Para negosiator dari China dan AS berencana untuk melakukan dua putaran negosiasi tatap muka dalam beberapa pekan mendatang.
Sejumlah sumber menyampaikan bahwa kedua belah pihak telah mengambil langkah-langkah untuk menunjukkan itikad baik, dan pejabat AS sedang mempertimbangkan penawaran kesepakatan sementara untuk menunda tarif dengan China.

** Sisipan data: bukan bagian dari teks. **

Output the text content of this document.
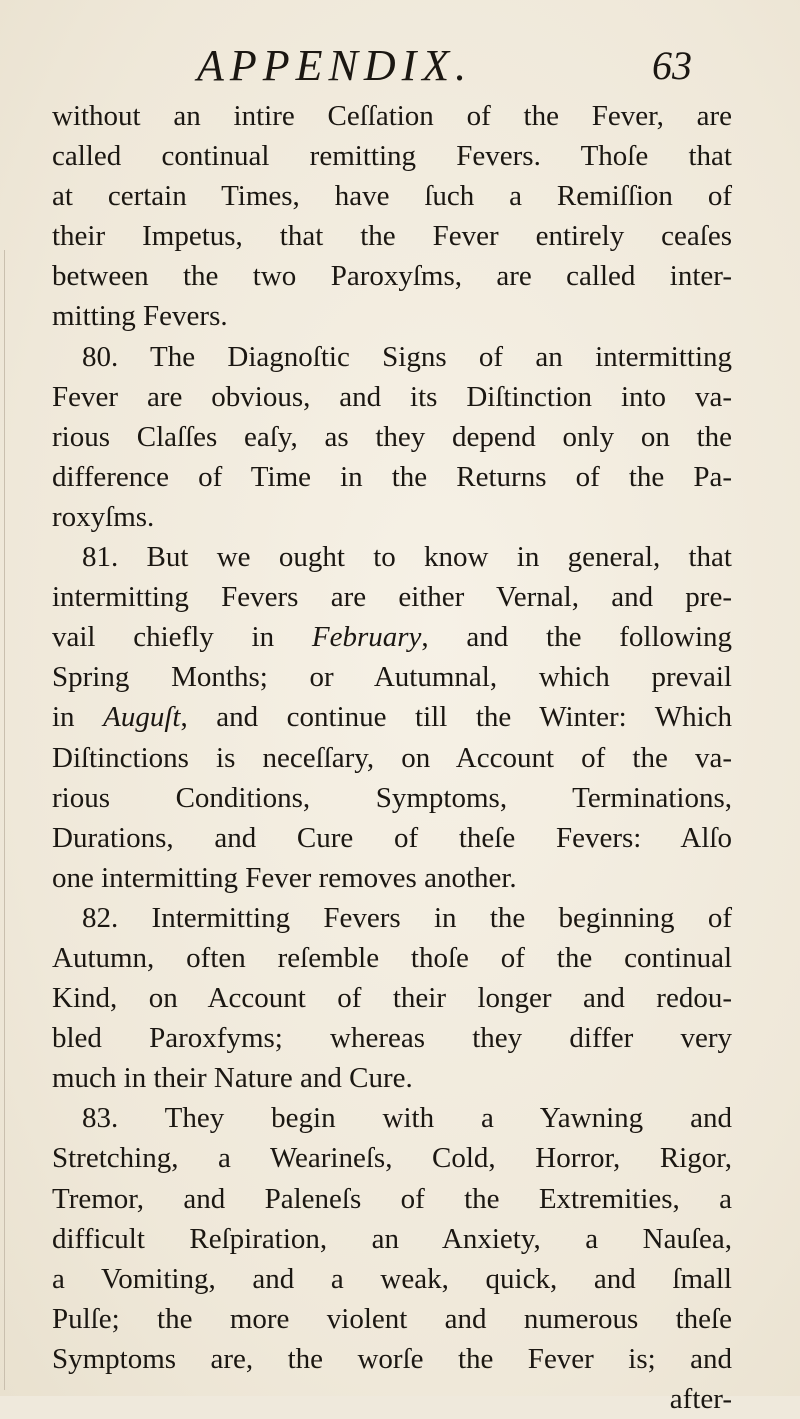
APPENDIX.	63
without an intire Ceſſation of the Fever, are
called continual remitting Fevers. Thoſe that
at certain Times, have ſuch a Remiſſion of
their Impetus, that the Fever entirely ceaſes
between the two Paroxyſms, are called inter-
mitting Fevers.
80. The Diagnoſtic Signs of an intermitting
Fever are obvious, and its Diſtinction into va-
rious Claſſes eaſy, as they depend only on the
difference of Time in the Returns of the Pa-
roxyſms.
81. But we ought to know in general, that
intermitting Fevers are either Vernal, and pre-
vail chiefly in February, and the following
Spring Months; or Autumnal, which prevail
in Auguſt, and continue till the Winter: Which
Diſtinctions is neceſſary, on Account of the va-
rious Conditions, Symptoms, Terminations,
Durations, and Cure of theſe Fevers: Alſo
one intermitting Fever removes another.
82. Intermitting Fevers in the beginning of
Autumn, often reſemble thoſe of the continual
Kind, on Account of their longer and redou-
bled Paroxfyms; whereas they differ very
much in their Nature and Cure.
83. They begin with a Yawning and
Stretching, a Wearineſs, Cold, Horror, Rigor,
Tremor, and Paleneſs of the Extremities, a
difficult Reſpiration, an Anxiety, a Nauſea,
a Vomiting, and a weak, quick, and ſmall
Pulſe; the more violent and numerous theſe
Symptoms are, the worſe the Fever is; and
after-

"Rendahnya penjualan ritel sangat mengkhawatirkan. Untuk menstabilkan pertumbuhan, beberapa bulan ke depan kita akan melihat upaya kebijakan yang lebih agresif," kata Raymond Yeung, kepala ekonom kawasan China di ANZ Banking Group Ltd.
Perdana Menteri China Li Keqiang mengatakan dalam sebuah wawancara sebelum data output dirilis bahwa akan sangat sulit bagi ekonomi China untuk terus tumbuh pada 6% atau lebih dan mengakui adanya tekanan ke bawah.
"Tekanan tersebut terjadi karena melambatnya pertumbuhan global serta meningkatnya proteksionisme dan unilateralisme," ujar Li dalam sebuah wawancara dengan media Rusia yang dipublikasikan di situs web pemerintah China, gov.cn., seperti dikutip melalui Reuters.
Produk domestik bruto Cina (PDB) tumbuh 6,3% pada paruh pertama tahun ini, dan Li mengatakan ekonomi secara umum tetap stabil dalam 8 bulan pertama tahun ini.
"Bagi China untuk mempertahankan pertumbuhan 6% atau lebih sangat sulit mengingat latar belakang situasi internasional yang rumit saat ini dan basis yang relatif tinggi, dan angka ini berada di garis depan ekonomi terkemuka dunia," kata Li.
Analis mengatakan pertumbuhan ekonomi China kemungkinan akan mengalami pelemahan lebih lanjut pada kuartal ini dari level terendah dalam 30 tahun, sebesar 6,2% pada kuartal kedua.
Pemerintah China telah meningkatkan dukungannya, melalui pengumuma pada 6 September terkait pemotongan dalam rasio persyaratan cadangan (RRR) untuk ketiga kalinya tahun ini, melepaskan likuiditas sebesar 900 miliar yuan ke dalam perekonomian.